As for the follow-up, it probably wouldn’t surprise you to hear that many of my readers are nonlawyers. So I’m working on a new version of the book aimed at them.Q:
Your career has taken more interesting turns than most: from typeface designer, to website developer, to lawyer and author. If you had to give a commencement speech, what would you suggest to the graduates as the key to success?A:
Well, I think of my career as less peripatetic and more cumulative than it may appear to others. I’m interested in this broad theme of how we create the written word. It leads to new investigations, which I try to combine with what I’ve already learned. Sometimes with unexpected results. For instance, I wouldn’t have expected that writing a book about typography would improve my type-design skills. But it did.

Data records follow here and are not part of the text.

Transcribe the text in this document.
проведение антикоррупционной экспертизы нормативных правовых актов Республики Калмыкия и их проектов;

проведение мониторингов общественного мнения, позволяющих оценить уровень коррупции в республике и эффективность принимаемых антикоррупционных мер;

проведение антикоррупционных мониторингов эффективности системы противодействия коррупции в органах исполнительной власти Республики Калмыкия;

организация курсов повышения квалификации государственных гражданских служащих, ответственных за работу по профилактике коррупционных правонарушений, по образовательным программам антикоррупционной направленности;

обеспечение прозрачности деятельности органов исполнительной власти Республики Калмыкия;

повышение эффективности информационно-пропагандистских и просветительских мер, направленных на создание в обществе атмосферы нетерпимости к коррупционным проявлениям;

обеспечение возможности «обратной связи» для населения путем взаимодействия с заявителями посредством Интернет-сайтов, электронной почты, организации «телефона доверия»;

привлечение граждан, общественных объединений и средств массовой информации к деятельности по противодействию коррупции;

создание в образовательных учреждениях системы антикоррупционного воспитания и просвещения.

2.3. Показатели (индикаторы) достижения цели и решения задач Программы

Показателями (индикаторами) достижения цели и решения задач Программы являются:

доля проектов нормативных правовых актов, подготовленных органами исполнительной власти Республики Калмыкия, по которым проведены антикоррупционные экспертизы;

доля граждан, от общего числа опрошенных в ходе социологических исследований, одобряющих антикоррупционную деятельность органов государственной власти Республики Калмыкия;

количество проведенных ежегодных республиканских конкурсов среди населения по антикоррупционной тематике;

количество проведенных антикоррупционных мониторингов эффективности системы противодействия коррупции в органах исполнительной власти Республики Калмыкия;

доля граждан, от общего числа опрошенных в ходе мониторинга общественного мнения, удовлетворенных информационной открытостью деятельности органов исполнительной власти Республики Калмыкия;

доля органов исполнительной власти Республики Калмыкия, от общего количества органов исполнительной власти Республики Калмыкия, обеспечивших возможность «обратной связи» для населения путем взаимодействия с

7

The best advice I got before I went to law school was to find out which professors had the best evaluations, and then take their classes, regardless of the topic. But I think that’s good advice out in the world, too. Kind and smart people will make any topic interesting. But they are rare. So if you meet one, you should make the most of what they have to share with you.Q
: In your experience, is there any overlap between excellent design and excellent lawyering? You have said “solving problems is the lowest form of design.” Is there a lesson there for lawyers?A:
Sure. I think design and lawyering are similar in that they both have this huge layer of mechanics and production interposed in this essentially human interchange. The challenge is keep bringing the human aspects forward, and not let them get lost in the noise. We could say that filing briefs is the lowest form of lawyering because a lawyer’s job is not to file briefs. It’s to represent clients. The brief is just the vehicle.
Sometimes lawyers say to me, “I see, typography is important because it makes things pretty.” Yes and no. True, we’re not trying to make things uglier. But the reason to “make it pretty” is to make the most of the limited attention we get from our readers. We need that attention to best serve our clients. Once a reader has lost interest, we’ve also lost our chance to persuade.Q:
What are the last three albums you added to your iPod?A:
I’m a big streaming-music user these days, so based on the phrasing of your question, I don’t need to confess to all the guilty pleasures I keep over there. The last three albums added to the iPod were “Silver Age” by Bob Mould, a six-disc compilation of 70s soul, and “Cargo” by Men at Work.